People take part in conferences and virtual events via 3D avatars using Virtway's tech (Virtway)
This also means you need to be near someone to chat with them. In an expo area, for instance, you must walk over to the person you want to communicate with. It works better than video conferencing in work settings: “The users are much more engaged and “present” in this case. Participation and retention rates are much higher,” says Tejedor.
Virtway hopes to offer VR events in the future but given the low adoption rates of VR headsets, the focus is on the 3D version. “Until VR headsets are a common household item, we don’t see the point in launching the VR platform. For now, it is more of a priority for us to make our platform as accessible as possible to all types of users around the world while still providing them with a fantastic user experience,” he adds.
By combining the headset with the VR world, Chou thinks XRSpace is onto a winner. “We’ve been working really hard for the past three years to make this seamless and intuitive experience and make the use case more relevant to our day to day lives,” he explains. “Now with 5G, we’re working with mobile operators so we can go to market together.”

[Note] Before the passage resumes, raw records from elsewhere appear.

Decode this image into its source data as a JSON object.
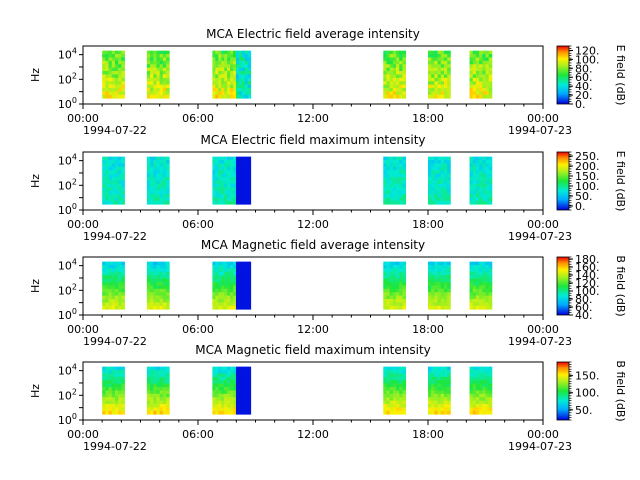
{
  "figure": {
    "x_ticks": [
      "00:00",
      "06:00",
      "12:00",
      "18:00",
      "00:00"
    ],
    "x_start_date": "1994-07-22",
    "x_end_date": "1994-07-23",
    "y_tick_labels": [
      "10^0",
      "10^2",
      "10^4"
    ]
  },
  "chart_data": [
    {
      "type": "heatmap",
      "title": "MCA  Electric field average intensity",
      "ylabel": "Hz",
      "ylim": [
        1,
        50000
      ],
      "yscale": "log",
      "xlim": [
        "1994-07-22T00:00",
        "1994-07-23T00:00"
      ],
      "colorbar_label": "E field (dB)",
      "colorbar_ticks": [
        "0.",
        "20.",
        "40.",
        "60.",
        "80.",
        "100.",
        "120."
      ],
      "clim": [
        0,
        130
      ],
      "data_intervals": [
        [
          "01:00",
          "02:10"
        ],
        [
          "03:20",
          "04:30"
        ],
        [
          "06:45",
          "08:45"
        ],
        [
          "15:40",
          "16:50"
        ],
        [
          "18:00",
          "19:10"
        ],
        [
          "20:10",
          "21:20"
        ]
      ]
    },
    {
      "type": "heatmap",
      "title": "MCA  Electric field maximum intensity",
      "ylabel": "Hz",
      "ylim": [
        1,
        50000
      ],
      "yscale": "log",
      "xlim": [
        "1994-07-22T00:00",
        "1994-07-23T00:00"
      ],
      "colorbar_label": "E field (dB)",
      "colorbar_ticks": [
        "0.",
        "50.",
        "100.",
        "150.",
        "200.",
        "250."
      ],
      "clim": [
        -20,
        270
      ],
      "data_intervals": [
        [
          "01:00",
          "02:10"
        ],
        [
          "03:20",
          "04:30"
        ],
        [
          "06:45",
          "08:45"
        ],
        [
          "15:40",
          "16:50"
        ],
        [
          "18:00",
          "19:10"
        ],
        [
          "20:10",
          "21:20"
        ]
      ]
    },
    {
      "type": "heatmap",
      "title": "MCA  Magnetic field average intensity",
      "ylabel": "Hz",
      "ylim": [
        1,
        50000
      ],
      "yscale": "log",
      "xlim": [
        "1994-07-22T00:00",
        "1994-07-23T00:00"
      ],
      "colorbar_label": "B field (dB)",
      "colorbar_ticks": [
        "40.",
        "60.",
        "80.",
        "100.",
        "120.",
        "140.",
        "160.",
        "180."
      ],
      "clim": [
        40,
        185
      ],
      "data_intervals": [
        [
          "01:00",
          "02:10"
        ],
        [
          "03:20",
          "04:30"
        ],
        [
          "06:45",
          "08:45"
        ],
        [
          "15:40",
          "16:50"
        ],
        [
          "18:00",
          "19:10"
        ],
        [
          "20:10",
          "21:20"
        ]
      ]
    },
    {
      "type": "heatmap",
      "title": "MCA  Magnetic field maximum intensity",
      "ylabel": "Hz",
      "ylim": [
        1,
        50000
      ],
      "yscale": "log",
      "xlim": [
        "1994-07-22T00:00",
        "1994-07-23T00:00"
      ],
      "colorbar_label": "B field (dB)",
      "colorbar_ticks": [
        "50.",
        "100.",
        "150."
      ],
      "clim": [
        20,
        190
      ],
      "data_intervals": [
        [
          "01:00",
          "02:10"
        ],
        [
          "03:20",
          "04:30"
        ],
        [
          "06:45",
          "08:45"
        ],
        [
          "15:40",
          "16:50"
        ],
        [
          "18:00",
          "19:10"
        ],
        [
          "20:10",
          "21:20"
        ]
      ]
    }
  ]
}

Facebook is also experimenting more with VR, with plans to launch its new social space Horizons later this year. The company’s head of VR, Andrew Bosworth, recently posted a teaser video on Twitter showing how VR could become part of the new WFH normal: the video showed how users could project their office desk at home, complete with multiple PC screens, by using an Oculus VR headset.
“We’re always experimenting with future concepts using different hardware configurations as part of our proof-of-experience process,” said Bosworth. “As we think through supercharging remote work and productivity, we've been working on mixed reality concepts that build on existing technologies like Passthrough to allow people to switch between real and virtual worlds.”
XRSpace isn’t launching its tech and social worlds until the third quarter of this year so it isn’t here to replicate your Saturday night pub trip just yet. Chou wants us to think more about the possibilities: “You could do exercise with your friends even though you’re not in the same city or countries. You can easily get together with people - that will really change our lives.”